Loggerhead sea turtles have been protected under the Endangered Species Act, but only in certain areas of the world.  

The U.S. Fish and Wildlife Service and the National Oceanic and Atmospheric Administration have decided to break up loggerhead sea turtles into nine distinct population segments (DPSs) rather than treat them as one species.

Five of the DPSs are now considered endangered, while the other four are listed as threatened.

This division of loggerhead sea turtles into nine distinct population segments will help us focus more on the individual threats turtles face in different areas, NOAA Fisheries director of protected resources Jim Lecky said in a statement. Wide-ranging species, such as the loggerhead, benefit from assessing and addressing threats on a regional scale.

The five endangered DPSs are located in the Northeast Atlantic Ocean, the Mediterranean Sea, the North Indian Ocean, the North Pacific Ocean and the South Pacific Ocean.

The four threatened DPSs are located in the Southeast Indo-Pacific Ocean, the Northwest Atlantic Ocean, the South Atlantic Ocean and the Southwest Indian Ocean.

Environmental organizations have expressed disapproval of the population division.

That's not good, National Wildlife Federation senior wildlife biologist Doug Inkley said, The Miami Herald reported. What this means is that all loggerhead sea turtles are threatened or endangered. We're going in the wrong direction.

Conservation group Oceana also disapproved of the ruling.

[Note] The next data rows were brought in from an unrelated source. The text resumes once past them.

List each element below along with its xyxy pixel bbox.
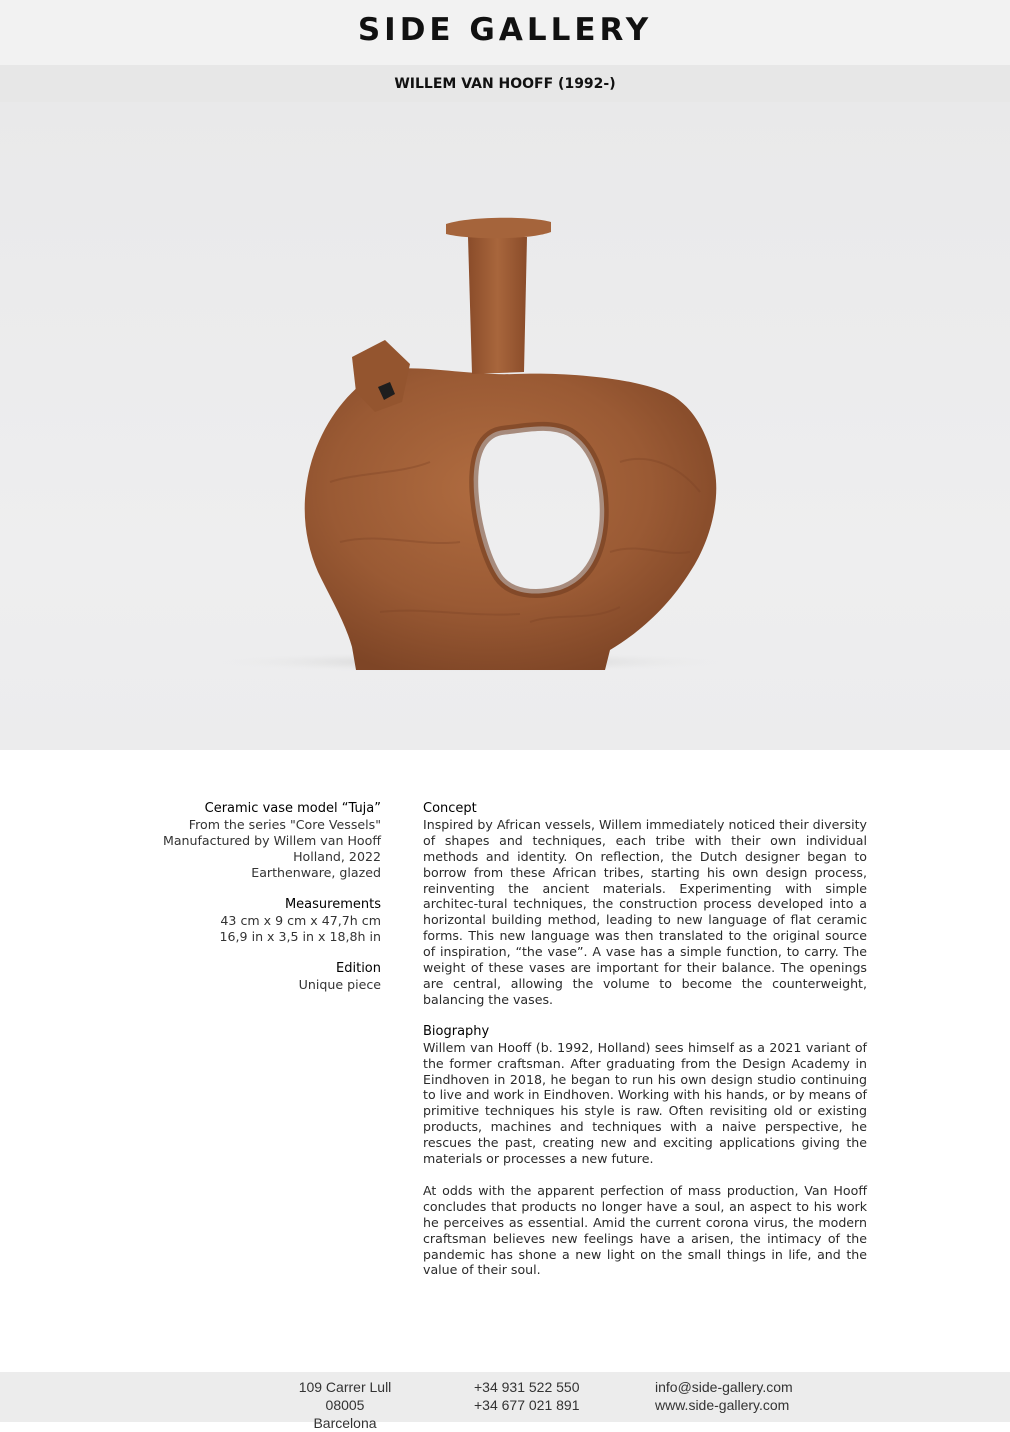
concept-heading: Concept bbox=[423, 801, 477, 816]
measurement-line: 43 cm x 9 cm x 47,7h cm bbox=[220, 913, 381, 928]
biography-paragraph: Willem van Hooff (b. 1992, Holland) sees himself as a 2021 variant of the former craftsman. After graduating from the Design Academy in Eindhoven in 2018, he began to run his own design studio continuing to live and work in Eindhoven. Working with his hands, or by means of primitive techniques his style is raw. Often revisiting old or existing products, machines and techniques with a naive perspective, he rescues the past, creating new and exciting applications giving the materials or processes a new future. bbox=[423, 1039, 867, 1167]
phone-link[interactable]: +34 931 522 550 bbox=[474, 1379, 580, 1395]
address-line: 109 Carrer Lull bbox=[298, 1379, 392, 1395]
artwork-details bbox=[120, 801, 381, 993]
email-link[interactable]: info@side-gallery.com bbox=[655, 1379, 793, 1395]
biography-heading: Biography bbox=[423, 1023, 490, 1039]
detail-line: Earthenware, glazed bbox=[251, 865, 381, 880]
vase-body bbox=[305, 368, 717, 670]
phone-link[interactable]: +34 677 021 891 bbox=[474, 1397, 580, 1413]
vase-illustration bbox=[0, 102, 1010, 750]
detail-line: Holland, 2022 bbox=[293, 849, 381, 864]
ceramic-vase-image bbox=[0, 102, 1010, 750]
footer-address bbox=[293, 1378, 397, 1432]
vase-rim bbox=[446, 218, 551, 239]
footer bbox=[0, 1372, 1010, 1431]
concept-text: Inspired by African vessels, Willem immediately noticed their diversity of shapes and techniques, each tribe with their own individual methods and identity. On reflection, the Dutch designer began to borrow from these African tribes, starting his own design process, reinventing the ancient materials. Experimenting with simple architec-tural techniques, the construction process developed into a horizontal building method, leading to new language of flat ceramic forms. This new language was then translated to the original source of inspiration, “the vase”. A vase has a simple function, to carry. The weight of these vases are important for their balance. The openings are central, allowing the volume to become the counterweight, balancing the vases. bbox=[423, 816, 867, 1007]
edition-value: Unique piece bbox=[298, 977, 381, 992]
measurement-line: 16,9 in x 3,5 in x 18,8h in bbox=[219, 929, 381, 944]
gallery-logo[interactable]: SIDE GALLERY bbox=[357, 12, 653, 48]
biography-paragraph: At odds with the apparent perfection of mass production, Van Hooff concludes that products no longer have a soul, an aspect to his work he perceives as essential. Amid the current corona virus, the modern craftsman believes new feelings have a arisen, the intimacy of the pandemic has shone a new light on the small things in life, and the value of their soul. bbox=[423, 1182, 867, 1278]
edition-heading: Edition bbox=[336, 961, 381, 976]
footer-contact bbox=[655, 1378, 793, 1414]
website-link[interactable]: www.side-gallery.com bbox=[655, 1397, 790, 1413]
address-line: 08005 Barcelona bbox=[313, 1397, 377, 1431]
measurements-heading: Measurements bbox=[284, 897, 381, 912]
artist-name: WILLEM VAN HOOFF (1992-) bbox=[394, 76, 616, 92]
footer-phones bbox=[474, 1378, 580, 1414]
vase-hole-edge bbox=[474, 426, 605, 593]
detail-line: From the series "Core Vessels" bbox=[188, 817, 381, 832]
detail-line: Manufactured by Willem van Hooff bbox=[162, 833, 381, 848]
artwork-title: Ceramic vase model “Tuja” bbox=[204, 801, 381, 816]
description bbox=[423, 801, 867, 1278]
vase-neck bbox=[468, 237, 527, 374]
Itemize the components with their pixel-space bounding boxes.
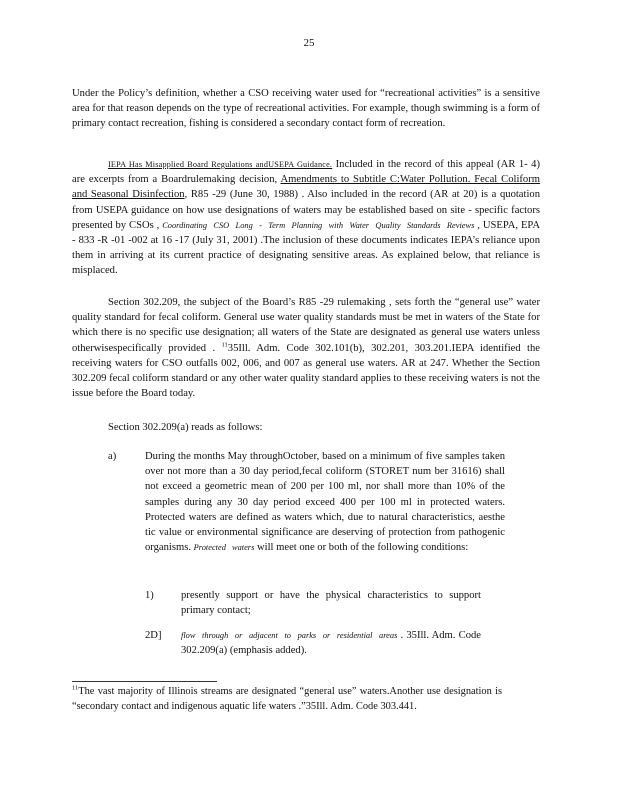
footnote-reference: 11 <box>221 341 228 349</box>
page-number: 25 <box>303 37 315 49</box>
rulemaking-citation: Amendments to Subtitle C:Water Pollution. Fecal Coliform and Seasonal Disinfection <box>72 174 540 201</box>
paragraph-reads-as-follows: Section 302.209(a) reads as follows: <box>108 422 263 433</box>
paragraph-policy-definition: Under the Policy’s definition, whether a CSO receiving water used for “recreational activities” is a sensitive area for that reason depends on the type of recreational activities. For example, though swimming is a form of primary contact recreation, fishing is considered a secondary contact form of recreation. <box>72 88 540 130</box>
emphasis-text: flow through or adjacent to parks or residential areas <box>181 631 398 640</box>
item-2-label: 2D] <box>145 630 162 641</box>
item-1-text: presently support or have the physical characteristics to support primary contact; <box>181 590 481 617</box>
item-a-label: a) <box>108 451 117 462</box>
item-a-text: During the months May throughOctober, based on a minimum of five samples taken over not more than a 30 day period,fecal coliform (STORET num ber 31616) shall not exceed a geometric mean of 200 per 100 ml, nor shall more than 10% of the samples during any 30 day period exceed 400 per 100 ml in protected waters. Protected waters are defined as waters which, due to natural characteristics, aesthe tic value or environmental significance are deserving of protection from pathogenic organisms. Protected waters will meet one or both of the following conditions: <box>145 451 505 554</box>
paragraph-iepa-misapplied: IEPA Has Misapplied Board Regulations andUSEPA Guidance. Included in the record of this appeal (AR 1- 4) are excerpts from a Boardrulemaking decision, Amendments to Subtitle C:Water Pollution. Fecal Coliform and Seasonal Disinfection, R85 -29 (June 30, 1988) . Also included in the record (AR at 20) is a quotation from USEPA guidance on how use designations of waters may be established based on site - specific factors presented by CSOs , Coordinating CSO Long - Term Planning with Water Quality Standards Reviews , USEPA, EPA - 833 -R -01 -002 at 16 -17 (July 31, 2001) .The inclusion of these documents indicates IEPA’s reliance upon them in arriving at its current practice of designating sensitive areas. As explained below, that reliance is misplaced. <box>72 159 541 277</box>
section-heading: IEPA Has Misapplied Board Regulations andUSEPA Guidance. <box>108 160 333 169</box>
footnote: $^{11}$The vast majority of Illinois streams are designated “general use” waters.Another use designation is “secondary contact and indigenous aquatic life waters .”35Ill. Adm. Code 303.441. <box>72 684 502 713</box>
item-1-label: 1) <box>145 590 154 601</box>
paragraph-section-302-209: Section 302.209, the subject of the Board’s R85 -29 rulemaking , sets forth the “general use” water quality standard for fecal coliform. General use water quality standards must be met in waters of the State for which there is no specific use designation; all waters of the State are designated as general use waters unless otherwisespecifically provided . $^{11}$35Ill. Adm. Code 302.101(b), 302.201, 303.201.IEPA identified the receiving waters for CSO outfalls 002, 006, and 007 as general use waters. AR at 247. Whether the Section 302.209 fecal coliform standard or any other water quality standard applies to these receiving waters is not the issue before the Board today. <box>72 297 540 400</box>
protected-waters-term: Protected waters <box>193 543 255 553</box>
footnote-divider <box>72 681 217 682</box>
item-2-text: flow through or adjacent to parks or residential areas . 35Ill. Adm. Code 302.209(a) (emphasis added). <box>181 630 481 657</box>
guidance-title: Coordinating CSO Long - Term Planning with Water Quality Standards Reviews <box>162 220 475 230</box>
footnote-number: 11 <box>72 684 79 692</box>
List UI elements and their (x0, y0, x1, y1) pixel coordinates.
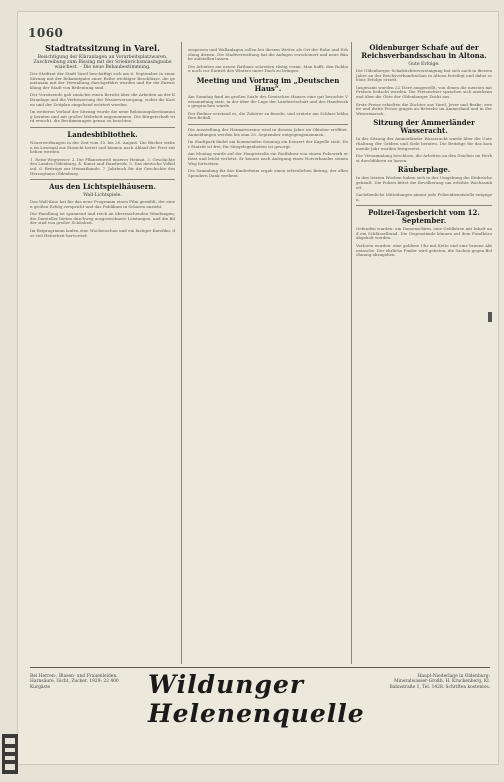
headline-meeting: Meeting und Vortrag im „Deutschen Haus“. (196, 75, 340, 93)
subhead: Besichtigung der Kläranlagen an Vorarbeitsplatzwaren. Zuschreibung zum Bissing mit der Sriederichsmiasingnabe wiaichest. – Die neue Bebaubestimmung. (33, 55, 172, 70)
article-paragraph: Die Handlung ist spannend und reich an überraschenden Wendungen; die Darsteller bieten durchweg ausgezeichnete Leistungen, und die Bilder sind von großer Schönheit. (30, 211, 175, 226)
article-paragraph: Der Vorsitzende gab zunächst einen Bericht über die Arbeiten an der Kläranlage und die Verbesserung der Wasserversorgung, wobei die Kosten und der Zeitplan eingehend erörtert wurden. (30, 92, 175, 107)
newspaper-page (18, 12, 498, 764)
headline-stadtratssitzung: Stadtratssitzung in Varel. (45, 43, 160, 53)
article-separator (30, 127, 175, 128)
article-paragraph: In den letzten Wochen haben sich in der Umgebung die Einbrüche gehäuft. Die Polizei bittet die Bevölkerung um erhöhte Wachsamkeit. (356, 175, 492, 190)
headline-lichtspielhaeuser: Aus den Lichtspielhäusern. (49, 182, 156, 192)
article-paragraph: Neuerwerbungen in der Zeit vom 15. bis 28. August. Die Bücher stehen im Lesesaal zur Einsicht bereit und können nach Ablauf der Frist entliehen werden. (30, 139, 175, 155)
article-separator (356, 205, 492, 206)
article-paragraph: Erste Preise erhielten die Züchter aus Varel, Jever und Brake; zweite und dritte Preise gingen an Betriebe im Ammerland und in der Wesermarsch. (356, 101, 492, 116)
article-paragraph: Das Wall-Kino hat für das neue Programm einen Film gewählt, der einen großen Erfolg verspricht und das Publikum in Scharen anzieht. (30, 199, 176, 209)
ad-right-text: Haupt-Niederlage in Oldenburg: Mineralwasser-Großh. H. Kruckenberg, Kl. Bahnstraße 1, Tel. 1428. Schriften kostenlos. (389, 674, 490, 690)
subhead: Wall-Lichtspiele. (83, 193, 122, 199)
article-paragraph: Am Montag wurde auf der Hauptstraße ein Radfahrer von einem Fuhrwerk erfasst und leicht verletzt. Er konnte nach Anlegung eines Notverbandes seinen Weg fortsetzen. (188, 151, 348, 166)
article-paragraph: Der Redner verstand es, die Zuhörer zu fesseln, und erntete am Schluss lebhaften Beifall. (188, 110, 348, 121)
subhead: Gute Erfolge. (408, 62, 440, 67)
article-paragraph: Im Stadtpark findet am kommenden Sonntag ein Konzert der Kapelle statt. Der Eintritt ist frei, für Sitzgelegenheiten ist gesorgt. (188, 139, 348, 149)
column-middle (188, 48, 348, 181)
article-paragraph: zuspeisen und Wallanlagen sollen bei diesem Wetter als Ort der Ruhe und Erholung dienen. Die Stadtverwaltung hat die Anlagen verschönert und neue Bänke aufstellen lassen. (188, 47, 348, 62)
article-paragraph: Am Sonntag fand im großen Saale des Deutschen Hauses eine gut besuchte Versammlung statt, in der über die Lage der Landwirtschaft und des Handwerks gesprochen wurde. (188, 93, 348, 109)
scrollbar-thumb[interactable] (488, 312, 492, 322)
article-paragraph: Im Beiprogramm laufen eine Wochenschau und ein lustiger Kurzfilm, der viel Heiterkeit hervorrief. (30, 228, 175, 238)
column-left (30, 42, 175, 241)
column-divider (181, 42, 182, 664)
article-paragraph: Sachdienliche Mitteilungen nimmt jede Polizeidienststelle entgegen. (356, 192, 492, 202)
article-paragraph: Die Oldenburger Schafzüchtervereinigung hat sich auch in diesem Jahre an der Reichsverbandsschau in Altona beteiligt und dabei schöne Erfolge erzielt. (356, 68, 492, 83)
headline-oldenburger-schafe: Oldenburger Schafe auf der Reichsverbandsschau in Altona. (361, 43, 487, 60)
advertisement-banner (30, 667, 490, 728)
headline-landesbibliothek: Landesbibliothek. (67, 129, 138, 139)
article-paragraph: Im weiteren Verlauf der Sitzung wurde die neue Bebauungsbestimmung beraten und mit großer Mehrheit angenommen. Die Bürgerschaft wird ersucht, die Bestimmungen genau zu beachten. (30, 109, 175, 124)
headline-polizei-tagesbericht: Polizei-Tagesbericht vom 12. September. (368, 208, 480, 226)
article-paragraph: Der Stadtrat der Stadt Varel beschäftigt sich am 6. September in einer Sitzung mit der Bekanntgabe einer Reihe wichtiger Beschlüsse, die gemeinsam mit der Verwaltung durchgeführt wurden und für die Entwicklung der Stadt von Bedeutung sind. (30, 71, 175, 90)
page-number: 1060 (28, 26, 64, 40)
article-separator (30, 179, 175, 180)
column-divider (351, 42, 352, 664)
article-paragraph: Gefunden wurden: ein Damenschirm, eine Geldbörse mit Inhalt und ein Schlüsselbund. Die Gegenstände können auf dem Fundbüro abgeholt werden. (356, 226, 492, 241)
article-paragraph: Die Arbeiten am neuen Rathaus schreiten rüstig voran. Man hofft, den Rohbau noch vor Eintritt des Winters unter Dach zu bringen. (188, 63, 348, 74)
article-paragraph: Verloren wurden: eine goldene Uhr mit Kette und eine braune Aktentasche. Der ehrliche Finder wird gebeten, die Sachen gegen Belohnung abzugeben. (356, 243, 492, 258)
article-paragraph: Die Sammlung für das Kinderheim ergab einen erfreulichen Betrag, der allen Spendern Dank verdient. (188, 168, 348, 178)
headline-wasseracht: Sitzung der Ammerländer Wasseracht. (373, 118, 475, 136)
ad-left-text: Bei Herren-, Blasen- und Frauenleiden. Harnsäure, Gicht, Zucker. 1929: 22 400 Kurgäste (30, 674, 119, 690)
library-stamp-icon (0, 732, 20, 776)
article-paragraph: Die Ausstellung der Heimatvereine wird in diesem Jahre im Oktober eröffnet. Anmeldungen werden bis zum 20. September entgegengenommen. (188, 126, 348, 137)
article-paragraph: 1. Reise-Wegweiser. 2. Die Pflanzenwelt unserer Heimat. 3. Geschichte des Landes Oldenburg. 4. Kunst und Handwerk. 5. Das deutsche Volkslied. 6. Beiträge zur Heimatkunde. 7. Jahrbuch für die Geschichte des Herzogtums Oldenburg. (30, 156, 175, 176)
column-right (356, 42, 492, 261)
headline-raeuberplage: Räuberplage. (397, 165, 451, 175)
article-paragraph: Insgesamt wurden 22 Tiere ausgestellt, von denen die meisten mit Preisen bedacht wurden. Die Preisrichter sprachen sich anerkennend über die Güte der Oldenburger Zucht aus. (356, 84, 492, 99)
ad-brand-wordmark: Wildunger Helenenquelle (148, 670, 365, 728)
article-paragraph: Die Versammlung beschloss, die Arbeiten an den Deichen im Herbst durchführen zu lassen. (356, 153, 492, 163)
article-separator (188, 124, 348, 125)
article-paragraph: In der Sitzung der Ammerländer Wasseracht wurde über die Unterhaltung der Gräben und Siele beraten. Die Beiträge für das kommende Jahr wurden festgesetzt. (356, 136, 492, 151)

The government completely dismissed its own scientific conclusions for uplisting Northwest Atlantic loggerheads, senior manager for marine wildlife Elizabeth Griffin Wilson said in a statement. ESA listing decisions are legally required to be based entirely on science. This is yet another example of the U.S. government folding because of political pressure. We need less foot dragging and more action if loggerheads populations are to recover.